If there is one nearly universal statement you can make about home business entrepreneurs it’s that they give little or no thought to the legal requirements of running their companies, opening themselves up to a world of hurt. Follow these seven legal steps and stay on the right side of the law:
- Learn to love records – No, not your 33 rpm vinyl Pink Floyd collection, but the archived tracking of every penny that flows into and out of your business. The rule is “if it has a $ sign on it, you have to keep the record of it for a minimum of seven years.” Remember that electrons are fleeting, so just stuffing the record of your income and expenses into a folder on your desktop is a dangerous prospect. Back up all your record data religiously and store it offsite, preferably on a USB flash drive in your bank’s safety deposit box.
- Determine your legal entity – Most home office workers never give a second thought to legal entities as they receive payments in their names and just plunk them in their personal bank account. This can be a reasonable choice if you’re a consultant or writer, but if you’re trying to portray the image of a “solid” company to your clients you’ll want to operate as a Doing Business As (DBA) fictitious business name. If you plan to get into some fairly heavy duty financial situations then there is no choice but to incorporate your company. It can save your home, assets and life savings if it all goes pear-shaped.
- Review your zoning – Simply because you have figured out a way to work from home doesn’t necessarily mean that it’s legal. Every square inch of your town is zoned by the municipality and there are some activities allowed on one street which are verboten on the next. Regulations vary from municipality to municipality, but generally if you’re working by yourself on your computer all day then you’re likely not in violation of your residential zoning. When you graduate to bringing customers to your home, hiring employees, manufacturing materials, larger scale shipping and receiving, and other more “advanced” functions, you are likely violating the zoning restrictions and opening yourself up to massive fines.
- Get the permits – Some home offices which are allowed by zoning are still technically businesses and therefore may have to be licensed and permitted accordingly. Take whatever steps are necessary in your jurisdiction to ensure that you’re operating 100% within the law.
- Use an EIN – An Employer ID Number (EIN) is necessary to identify a business entity.
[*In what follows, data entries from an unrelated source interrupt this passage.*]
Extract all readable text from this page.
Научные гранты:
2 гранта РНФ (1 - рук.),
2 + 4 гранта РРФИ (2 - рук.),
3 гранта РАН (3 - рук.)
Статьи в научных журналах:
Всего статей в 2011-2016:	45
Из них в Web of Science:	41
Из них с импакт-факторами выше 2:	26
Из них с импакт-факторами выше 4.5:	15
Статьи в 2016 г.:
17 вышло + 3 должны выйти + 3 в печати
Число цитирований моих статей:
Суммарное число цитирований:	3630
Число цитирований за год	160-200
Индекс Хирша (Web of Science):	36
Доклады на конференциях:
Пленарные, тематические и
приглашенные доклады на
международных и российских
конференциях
Yes, you can use your Social Security Number if you’re not incorporated and have no employees, but do you really want those personal digits floating around on all those business forms?
- Obtain a business address – No matter what your residential zoning, it’s generally a bad idea to release your home address in conjunction with your business dealings. If you’re going the DBA route you can rent a post office or private business mailbox, but if you’re incorporating you need to contract a registered agent to receive your company’s legal notices.
- Pay your taxes – This might seem like the ultimate no-brainer until you consider that a staggering number of home office workers understate their taxable income (if they claim it at all). Millions of Americans are under the complete illusion that if they receive payments for work done via PayPal and then they buy something with that PayPal money without it ever hitting their bank accounts, that “income” never really existed. Your local friendly neighborhood IRS auditor didn’t just fall off the turnip truck, so unless you’re getting paid cash under the table by your cousin, the Feds can track down income you’ve made anywhere, no matter how you obtained it. So do the smart thing and be scrupulously honest at tax time. You’ll sleep better… mostly because jail cots are really hard, small and uncomfortable!
You don’t have to pay $400 an hour on attorneys… just follow these seven common-sense legal steps and get down to business!